Keefer Cornet
 

Brua C. Keefer
C-Bb-A Cornet
Williamsport, PA
c.1920

The one Keefer cornet that I have been looking for over the years is one equipped with the special Keefer logo finger buttons. They came in either red or blue with the eagle logo and cornet. This one turned up and aside from the tarnished surface it actually looked pretty good.

Keefer Cornet

Keefer Cornet 2

Keefer Valve Buttons

Despite the tarnish, I could tell that this had gold plated highlights and a great engraving inside the bell. This came from a pawn shop that ended up selling it online but they left their old price tag on it which read $1,099! It seems no one knows what instruments are worth.
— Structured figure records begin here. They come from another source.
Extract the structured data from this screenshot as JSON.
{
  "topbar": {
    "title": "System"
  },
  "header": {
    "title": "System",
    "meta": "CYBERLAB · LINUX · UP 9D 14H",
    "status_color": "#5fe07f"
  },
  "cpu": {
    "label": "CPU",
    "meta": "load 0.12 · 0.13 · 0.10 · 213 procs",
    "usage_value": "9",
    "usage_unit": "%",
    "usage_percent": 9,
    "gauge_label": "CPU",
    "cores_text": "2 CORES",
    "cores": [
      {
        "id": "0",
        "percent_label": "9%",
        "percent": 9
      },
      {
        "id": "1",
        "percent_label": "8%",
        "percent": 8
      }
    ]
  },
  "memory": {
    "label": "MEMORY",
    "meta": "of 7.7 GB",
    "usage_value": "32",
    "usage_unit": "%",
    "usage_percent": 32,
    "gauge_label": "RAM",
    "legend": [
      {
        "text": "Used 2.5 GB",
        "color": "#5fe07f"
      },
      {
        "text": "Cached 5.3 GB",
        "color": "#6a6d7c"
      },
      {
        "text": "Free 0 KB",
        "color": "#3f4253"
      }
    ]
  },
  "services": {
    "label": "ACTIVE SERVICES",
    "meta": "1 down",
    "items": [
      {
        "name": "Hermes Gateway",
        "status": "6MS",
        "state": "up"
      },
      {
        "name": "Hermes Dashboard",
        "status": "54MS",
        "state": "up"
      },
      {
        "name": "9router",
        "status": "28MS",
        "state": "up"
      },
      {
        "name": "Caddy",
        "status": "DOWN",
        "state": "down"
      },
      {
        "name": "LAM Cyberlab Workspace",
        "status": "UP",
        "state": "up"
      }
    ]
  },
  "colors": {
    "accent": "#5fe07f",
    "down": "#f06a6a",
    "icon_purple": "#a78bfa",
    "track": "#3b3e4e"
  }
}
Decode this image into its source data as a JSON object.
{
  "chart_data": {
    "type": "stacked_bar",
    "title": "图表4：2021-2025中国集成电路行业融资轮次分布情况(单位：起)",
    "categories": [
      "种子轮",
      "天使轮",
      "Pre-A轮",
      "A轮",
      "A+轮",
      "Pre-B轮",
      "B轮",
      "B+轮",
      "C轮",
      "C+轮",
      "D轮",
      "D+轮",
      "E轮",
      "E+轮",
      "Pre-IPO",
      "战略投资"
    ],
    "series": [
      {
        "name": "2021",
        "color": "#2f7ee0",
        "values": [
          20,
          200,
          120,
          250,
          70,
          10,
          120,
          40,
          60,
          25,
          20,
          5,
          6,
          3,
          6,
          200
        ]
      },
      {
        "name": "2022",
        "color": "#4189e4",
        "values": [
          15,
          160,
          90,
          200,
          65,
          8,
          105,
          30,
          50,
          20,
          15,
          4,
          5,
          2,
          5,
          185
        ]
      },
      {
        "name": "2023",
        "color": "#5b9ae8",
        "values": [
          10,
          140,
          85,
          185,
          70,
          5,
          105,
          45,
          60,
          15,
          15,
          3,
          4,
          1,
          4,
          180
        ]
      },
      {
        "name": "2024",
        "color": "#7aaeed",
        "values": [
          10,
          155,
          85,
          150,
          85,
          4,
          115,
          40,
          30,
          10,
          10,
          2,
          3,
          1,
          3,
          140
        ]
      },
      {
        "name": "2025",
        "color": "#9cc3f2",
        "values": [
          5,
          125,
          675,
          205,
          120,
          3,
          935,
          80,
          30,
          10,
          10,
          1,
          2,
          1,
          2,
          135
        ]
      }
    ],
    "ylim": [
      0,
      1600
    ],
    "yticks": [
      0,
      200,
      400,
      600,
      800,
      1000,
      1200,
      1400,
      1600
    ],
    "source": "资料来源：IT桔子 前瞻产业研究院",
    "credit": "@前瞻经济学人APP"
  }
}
Here it is all apart and ready for polishing. The amazing part is that aside from one tiny ding and one spot of light scratches, this thing is in mint condition. The only problem was super stuck slides and Bb/A valve. After several days soaking in penetrating fluid, I finally got all but the second valve out.

Keefer Cornet restoration

Here it is all finished and playing great again. Thankfully the valves are still pretty tight and the original Keefer mouthpiece sounds good. I tried this with a modern cornet mouthpiece and it sounded terrible so I will stick with the old one.

This is stamped with serial #9686, M for medium bore (it measures 0.464"), and HP for high pitch. It does play in low pitch with the long secondary slide so probably is designed for both and would have come with a shorter slide for high pitch. For low pitch Bb you have to pull the slides out a little to a marked line.

Keefer Grenadier Cornet 1

Keefer COrnet

Here is the 1922 catalog page for a similar cornet.

Keefer Catalog 1922

The quest then began for a matching case. A few months later I found a set of accessories for sale that included a mute, lyre, C tuning slide, and two slides for high pitch. I then did a quick search under the same seller and found the case also so bought everything. When I received them, I was happy to find that everything matched exactly. The seller was from Philadelphia and the cornet came from a suburb of that city so is it possible the cornet was reunited with its original case and parts? It seems likely.

The patent refers to the case design by Henry Distin.